There is a room with n bulbs, numbered from 0 to n-1, arranged in a row from left to right. Initially all the bulbs are turned off.

Your task is to obtain the configuration represented by target where target[i] is '1' if the i-th bulb is turned on and is '0' if it is turned off.

You have a switch to flip the state of the bulb, a flip operation is defined as follows:

• Choose any bulb (index i) of your current configuration.
• Flip each bulb from index i to n-1.

When any bulb is flipped it means that if it is 0 it changes to 1 and if it is 1 it changes to 0.

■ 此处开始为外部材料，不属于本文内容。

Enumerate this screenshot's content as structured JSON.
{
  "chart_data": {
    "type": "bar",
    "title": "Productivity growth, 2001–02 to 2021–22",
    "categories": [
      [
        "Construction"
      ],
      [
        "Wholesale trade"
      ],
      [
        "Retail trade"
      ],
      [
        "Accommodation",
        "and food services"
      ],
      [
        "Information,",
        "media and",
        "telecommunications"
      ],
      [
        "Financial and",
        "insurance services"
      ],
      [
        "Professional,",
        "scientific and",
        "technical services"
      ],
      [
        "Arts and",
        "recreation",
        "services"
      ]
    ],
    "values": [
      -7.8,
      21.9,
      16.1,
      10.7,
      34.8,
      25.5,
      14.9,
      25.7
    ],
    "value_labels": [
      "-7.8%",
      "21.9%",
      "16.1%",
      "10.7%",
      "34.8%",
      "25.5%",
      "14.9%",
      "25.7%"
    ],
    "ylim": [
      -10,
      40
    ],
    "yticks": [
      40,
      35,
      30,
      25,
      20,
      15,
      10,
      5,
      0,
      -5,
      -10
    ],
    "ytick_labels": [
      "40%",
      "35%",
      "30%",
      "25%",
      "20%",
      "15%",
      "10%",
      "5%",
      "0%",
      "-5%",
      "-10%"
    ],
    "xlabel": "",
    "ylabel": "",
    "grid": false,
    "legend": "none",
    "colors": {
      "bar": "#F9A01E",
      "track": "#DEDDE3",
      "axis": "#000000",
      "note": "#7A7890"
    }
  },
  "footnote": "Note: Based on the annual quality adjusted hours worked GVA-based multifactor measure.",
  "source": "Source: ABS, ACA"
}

Return the minimum number of flips required to form target.

Example 1:

Input: target = "10111"
Output: 3
Explanation: Initial configuration "00000".
flip from the third bulb:  "00000" -> "00111"
flip from the first bulb:  "00111" -> "11000"
flip from the second bulb:  "11000" -> "10111"
We need at least 3 flip operations to form target.

Example 2:

Input: target = "101"
Output: 3
Explanation: "000" -> "111" -> "100" -> "101".

Example 3:

Input: target = "00000"
Output: 0

Example 4:

Input: target = "001011101"
Output: 5

Constraints:

• 1 <= target.length <= 10^5
• target[i] == '0' or target[i] == '1'

解题思路：记dp[i] = v 为经过v次的开关后，使得0~i这个子区间的灯泡满足target的需求。对于任意一个灯泡i来说，其开关的次数只与i-1的开关次数有关。如果当前第i-1个灯泡开关了n次，那么显然第i个灯泡也开关了n次，只要判断n次之后i灯泡的状态是否满足target的要求，如果满足，则dp[i] = dp[i-1]，不满足的话则有dp[i] = dp[i-1]+1。

代码如下：

class Solution(object):
    def minFlips(self, target):
        """
        :type target: str
        :rtype: int
        """
        dp = [0] * len(target)
        dp[0] = 0 if target[0] == '0' else 1
        for i in range(1,len(target)):
            if dp[i-1] % 2 == 0:
                dp[i] = dp[i-1] if target[i] == '0' else dp[i-1] + 1
            else:
                dp[i] = dp[i-1] if target[i] == '1' else dp[i-1] + 1
        #print dp
        return dp[-1]